【デルタ株危機】行動制限の緩和「学校は慎重に」 文科相表明

 政府の新型コロナウイルス感染症対策本部が、ワクチン接種の進展に合わせ、緊急事態宣言の対象地域でも、県境をまたいだ移動の自粛など行動制限を緩和する考えを示したことについて、萩生田光一文科相は9月10日の閣議後会見で、児童生徒にワクチン接種を促す圧力がかかったり、検査費用の負担が発生したりする恐れがあることを理由に、「学校の教育活動への適用は、慎重であるべきだ」との考えを表明した。一連の行動制限の緩和は「成人の学生を対象にした話」と説明、小中学校や高校には直接関係はないとの見方を示した。

行動制限の緩和策について説明する萩生田文科相

 政府は9日の対策本部で、ワクチンを接種した人や検査で陰性が確認された人など、他の人に感染させるリスクが低いことを示す「ワクチン・検査パッケージ」という仕組みを活用し、日常生活を回復させていく考え方を決定した。それによると、ワクチン・検査パッケージを利用すれば、緊急事態宣言の対象地域であっても、▽飲食店の営業時間、酒類提供、会食の人数制限などを緩和▽イベントの人数制限緩和を検討▽県境をまたぐ移動を自粛の対象にしないなど移動制限を緩和▽大学などの部活動や課外活動における感染リスクの高い活動も原則可能--としている。

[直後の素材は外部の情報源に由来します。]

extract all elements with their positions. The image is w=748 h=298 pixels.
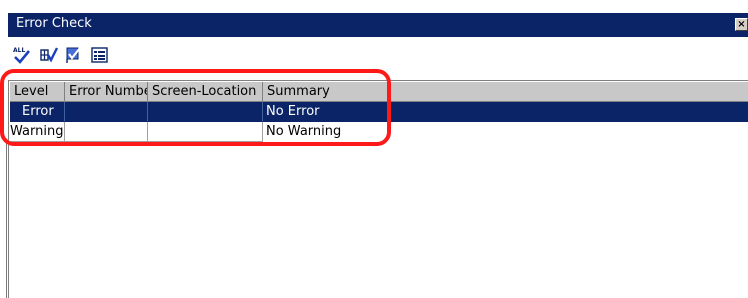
cell-screen-location — [148, 122, 263, 142]
window-edge — [0, 0, 8, 13]
table-row[interactable]: Error No Error — [10, 102, 748, 122]
cell-summary: No Warning — [266, 124, 342, 139]
toolbar: ALL — [8, 37, 748, 77]
window-title: Error Check — [16, 16, 92, 31]
check-screen-icon — [40, 47, 59, 63]
check-flag-button[interactable] — [64, 45, 84, 65]
error-grid: Level Error Numbe Screen-Location Summar… — [8, 80, 748, 298]
cell-level: Error — [10, 102, 65, 122]
check-all-button[interactable]: ALL — [12, 45, 32, 65]
check-all-icon: ALL — [13, 47, 31, 64]
column-header-level[interactable]: Level — [10, 82, 65, 102]
cell-error-number — [65, 122, 148, 142]
check-screen-button[interactable] — [39, 45, 59, 65]
grid-header: Level Error Numbe Screen-Location Summar… — [10, 82, 748, 102]
column-header-summary[interactable]: Summary — [263, 82, 748, 102]
cell-error-number — [65, 102, 148, 122]
check-flag-icon — [66, 47, 81, 63]
cell-summary: No Error — [263, 102, 748, 122]
close-button[interactable]: × — [735, 18, 748, 31]
list-icon — [91, 47, 108, 63]
window-left-shadow — [6, 140, 7, 298]
cell-screen-location — [148, 102, 263, 122]
table-row[interactable]: Warning No Warning — [10, 122, 748, 142]
svg-text:ALL: ALL — [13, 47, 25, 54]
error-list-button[interactable] — [90, 45, 110, 65]
error-check-window: Error Check × ALL Level Error Numbe Scre… — [0, 0, 748, 298]
close-icon: × — [737, 19, 746, 30]
title-bar[interactable]: Error Check × — [8, 13, 748, 37]
column-header-error-number[interactable]: Error Numbe — [65, 82, 148, 102]
cell-level: Warning — [10, 122, 65, 142]
column-header-screen-location[interactable]: Screen-Location — [148, 82, 263, 102]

 萩生田文科相は、人の移動制限の緩和が示されたことを受け、「今後、部活動の全国大会や修学旅行など県をまたぐ移動を伴う学校活動は、こうした考え方の影響が及ぶ可能性も考えられる」とした上で、修学旅行について「そもそも不要不急の外出だと思っていない。当然やるべきものだ」と指摘。修学旅行はもともと移動制限の対象ではないので、学校の教育活動としてコロナ禍であっても、感染対策をしながら実施すべきだという、従来の考えを改めて強調した。

 対策本部が決定した考え方については、「大きな考え方の中では、大学生や高校生などのサークルのように、今は自粛傾向にあるものが、みんながワクチンを打てば、移動しやすくなる世の中ができますよ、という将来へのメッセージを示したもの」と説明。「この方針が直ちに修学旅行や、スポーツの大会などにも影響を及ぼすことになると、かえって間違ったメッセージになる。『(ワクチンを)打っていない生徒は出てはいけないのか』ということに当然なる」と述べ、対策本部の決定が小中学校や高校の学校教育活動には直接影響を与えることはない、との見方を示した。

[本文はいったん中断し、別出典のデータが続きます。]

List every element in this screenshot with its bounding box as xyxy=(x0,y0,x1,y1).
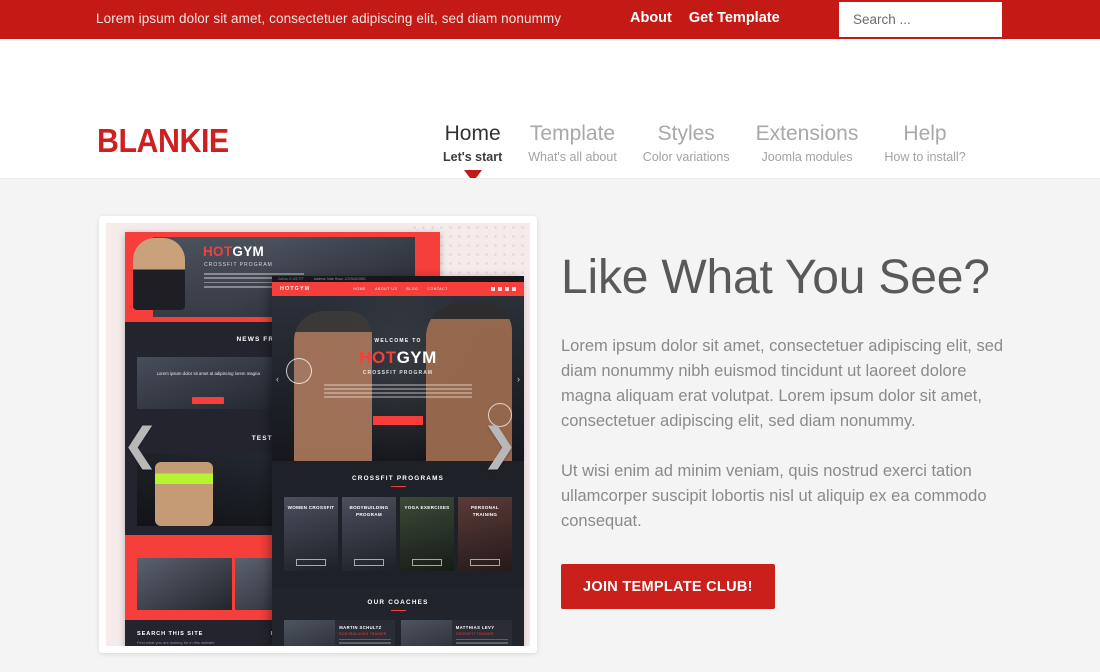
preview-front-logo: HOTGYM xyxy=(280,286,311,292)
nav-title-home: Home xyxy=(444,122,501,145)
preview-back-search-col: SEARCH THIS SITE Find what you are looki… xyxy=(137,631,255,646)
preview-front-hero-lines xyxy=(324,384,472,400)
nav-item-template[interactable]: Template What's all about xyxy=(515,121,630,182)
preview-back-athlete-photo xyxy=(133,238,185,310)
preview-front-program-card: BODYBUILDING PROGRAM xyxy=(342,497,396,572)
preview-front-brand-gym: GYM xyxy=(396,348,437,367)
preview-front-menu: HOME ABOUT US BLOG CONTACT xyxy=(353,287,448,291)
nav-item-extensions[interactable]: Extensions Joomla modules xyxy=(743,121,872,182)
preview-front-brand-hot: HOT xyxy=(359,348,397,367)
nav-sub-extensions: Joomla modules xyxy=(761,150,853,164)
preview-front-coach-photo xyxy=(400,620,452,646)
preview-front-coach-role: CROSSFIT TRAINER xyxy=(455,632,494,637)
preview-front-programs-title: CROSSFIT PROGRAMS xyxy=(351,475,445,482)
top-bar: Lorem ipsum dolor sit amet, consectetuer… xyxy=(0,0,1100,39)
preview-front-program-button xyxy=(470,559,500,567)
nav-item-help[interactable]: Help How to install? xyxy=(871,121,978,182)
preview-front-coach-info: MATTHIAS LEVY CROSSFIT TRAINER xyxy=(451,620,512,646)
preview-front-program-button xyxy=(354,559,384,567)
preview-front-coach-name: MARTIN SCHULTZ xyxy=(339,625,382,631)
preview-front-coach-info: MARTIN SCHULTZ BODYBUILDING TRAINER xyxy=(335,620,396,646)
nav-item-home[interactable]: Home Let's start xyxy=(430,121,515,182)
nav-sub-home: Let's start xyxy=(443,150,503,164)
preview-front-coach-card: MATTHIAS LEVY CROSSFIT TRAINER xyxy=(400,620,513,646)
preview-front-program-card: WOMEN CROSSFIT xyxy=(284,497,338,572)
instagram-icon xyxy=(505,287,509,291)
preview-front-brand: HOTGYM xyxy=(272,348,524,368)
twitter-icon xyxy=(498,287,502,291)
youtube-icon xyxy=(512,287,516,291)
preview-front-navbar: HOTGYM HOME ABOUT US BLOG CONTACT xyxy=(272,282,524,296)
nav-sub-template: What's all about xyxy=(528,150,617,164)
preview-front-coaches-section: OUR COACHES MARTIN SCHULTZ BODYBUILDING … xyxy=(272,587,524,646)
nav-title-extensions: Extensions xyxy=(755,122,859,145)
preview-front-coach-card: MARTIN SCHULTZ BODYBUILDING TRAINER xyxy=(284,620,396,646)
preview-front-menu-item: CONTACT xyxy=(427,287,448,291)
nav-title-styles: Styles xyxy=(657,122,715,145)
preview-front-coach-photo xyxy=(284,620,336,646)
page-title: Like What You See? xyxy=(561,251,990,304)
preview-front-program-card: PERSONAL TRAINING xyxy=(458,497,512,572)
preview-back-brand-gym: GYM xyxy=(232,244,265,259)
site-header: BLANKIE Home Let's start Template What's… xyxy=(0,39,1100,182)
preview-back-brand-sub: CROSSFIT PROGRAM xyxy=(204,262,273,268)
preview-front-welcome: WELCOME TO xyxy=(374,338,422,344)
preview-back-news-caption: Lorem ipsum dolor sit amet at adipiscing… xyxy=(156,370,260,376)
topbar-link-get-template[interactable]: Get Template xyxy=(689,10,780,26)
site-logo[interactable]: BLANKIE xyxy=(97,124,229,157)
preview-front-info-right: Address: Main Road, 123 BUILDING xyxy=(313,277,366,281)
nav-sub-styles: Color variations xyxy=(642,150,730,164)
preview-front-menu-item: ABOUT US xyxy=(375,287,398,291)
topbar-link-about[interactable]: About xyxy=(630,10,672,26)
preview-front-coach-role: BODYBUILDING TRAINER xyxy=(339,632,387,637)
preview-front-next-icon: › xyxy=(517,374,520,384)
template-preview-card[interactable]: HOTGYM CROSSFIT PROGRAM NEWS FROM OUR GY… xyxy=(99,216,537,653)
preview-front-program-name: PERSONAL TRAINING xyxy=(471,505,499,517)
hero-paragraph-1: Lorem ipsum dolor sit amet, consectetuer… xyxy=(561,337,1004,430)
preview-back-brand: HOTGYM xyxy=(203,244,264,259)
preview-front-program-name: BODYBUILDING PROGRAM xyxy=(349,505,389,517)
preview-back-search-title: SEARCH THIS SITE xyxy=(137,631,204,638)
preview-back-news-card: Lorem ipsum dolor sit amet at adipiscing… xyxy=(137,356,280,409)
hero-text-column: Like What You See? Lorem ipsum dolor sit… xyxy=(561,249,1011,609)
hero-paragraph-2: Ut wisi enim ad minim veniam, quis nostr… xyxy=(561,462,987,530)
preview-front-program-name: YOGA EXERCISES xyxy=(404,505,450,511)
preview-back-search-hint: Find what you are looking for in this we… xyxy=(137,640,215,646)
preview-front-menu-item: HOME xyxy=(353,287,367,291)
preview-back-testimonial-photo xyxy=(155,462,213,527)
preview-front-program-card: YOGA EXERCISES xyxy=(400,497,454,572)
topbar-tagline: Lorem ipsum dolor sit amet, consectetuer… xyxy=(96,11,562,26)
nav-title-template: Template xyxy=(529,122,616,145)
preview-front-social-icons xyxy=(491,287,516,291)
preview-back-news-button xyxy=(192,396,225,404)
preview-front-program-button xyxy=(412,559,442,567)
search-input[interactable] xyxy=(839,2,1002,37)
preview-front-program-button xyxy=(296,559,326,567)
preview-front-brand-sub: CROSSFIT PROGRAM xyxy=(362,370,434,376)
preview-front-programs-row: WOMEN CROSSFIT BODYBUILDING PROGRAM YOGA… xyxy=(272,487,524,587)
preview-front-prev-icon: ‹ xyxy=(276,374,279,384)
preview-front-menu-item: BLOG xyxy=(406,287,419,291)
facebook-icon xyxy=(491,287,495,291)
join-template-club-button[interactable]: JOIN TEMPLATE CLUB! xyxy=(561,564,775,609)
preview-front-program-name: WOMEN CROSSFIT xyxy=(287,505,335,511)
preview-front-coach-name: MATTHIAS LEVY xyxy=(455,625,495,631)
hero-section: HOTGYM CROSSFIT PROGRAM NEWS FROM OUR GY… xyxy=(0,178,1100,672)
main-navigation: Home Let's start Template What's all abo… xyxy=(430,121,979,182)
preview-back-brand-hot: HOT xyxy=(203,244,233,259)
topbar-links: About Get Template xyxy=(630,10,780,26)
nav-item-styles[interactable]: Styles Color variations xyxy=(630,121,743,182)
preview-front-info-left: Call us: 0 123 777 xyxy=(278,277,304,281)
nav-title-help: Help xyxy=(903,122,947,145)
preview-front-coaches-row: MARTIN SCHULTZ BODYBUILDING TRAINER MATT… xyxy=(272,611,524,646)
preview-front-hero-button xyxy=(373,416,423,425)
nav-sub-help: How to install? xyxy=(884,150,966,164)
preview-front-programs-section: CROSSFIT PROGRAMS WOMEN CROSSFIT BODYBUI… xyxy=(272,461,524,587)
slider-next-icon[interactable]: ❯ xyxy=(481,423,518,467)
slider-prev-icon[interactable]: ❮ xyxy=(122,423,159,467)
template-screenshot: HOTGYM CROSSFIT PROGRAM NEWS FROM OUR GY… xyxy=(106,223,530,646)
preview-front-coaches-title: OUR COACHES xyxy=(367,599,429,607)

 その理由として、萩生田文科相は「緩和の対象がワクチンを受けた者等とされているため、これがそのまま適用されれば、児童生徒にワクチン接種の圧力がかかったり、あるいは検査費用の負担が発生したりするなどの恐れが生じる。そのため、こうした制限緩和を学校の教育活動に直ちに適用することには慎重であるべきだ。このことは、これを発表する前から内閣官房新型コロナウイルス感染症対策推進室に申し上げてきた」と、政府内部の調整過程を説明。対策本部の考え方は「成人の学生などを対象にした話だと受け止めていただいていい」と述べた。

 同時に、小中学校や高校のコロナ対策については、これまで改訂を重ねてきた『学校における新型コロナウイルス感染症に関する衛生管理マニュアル』に基づいて対応していく考えを改めて示した。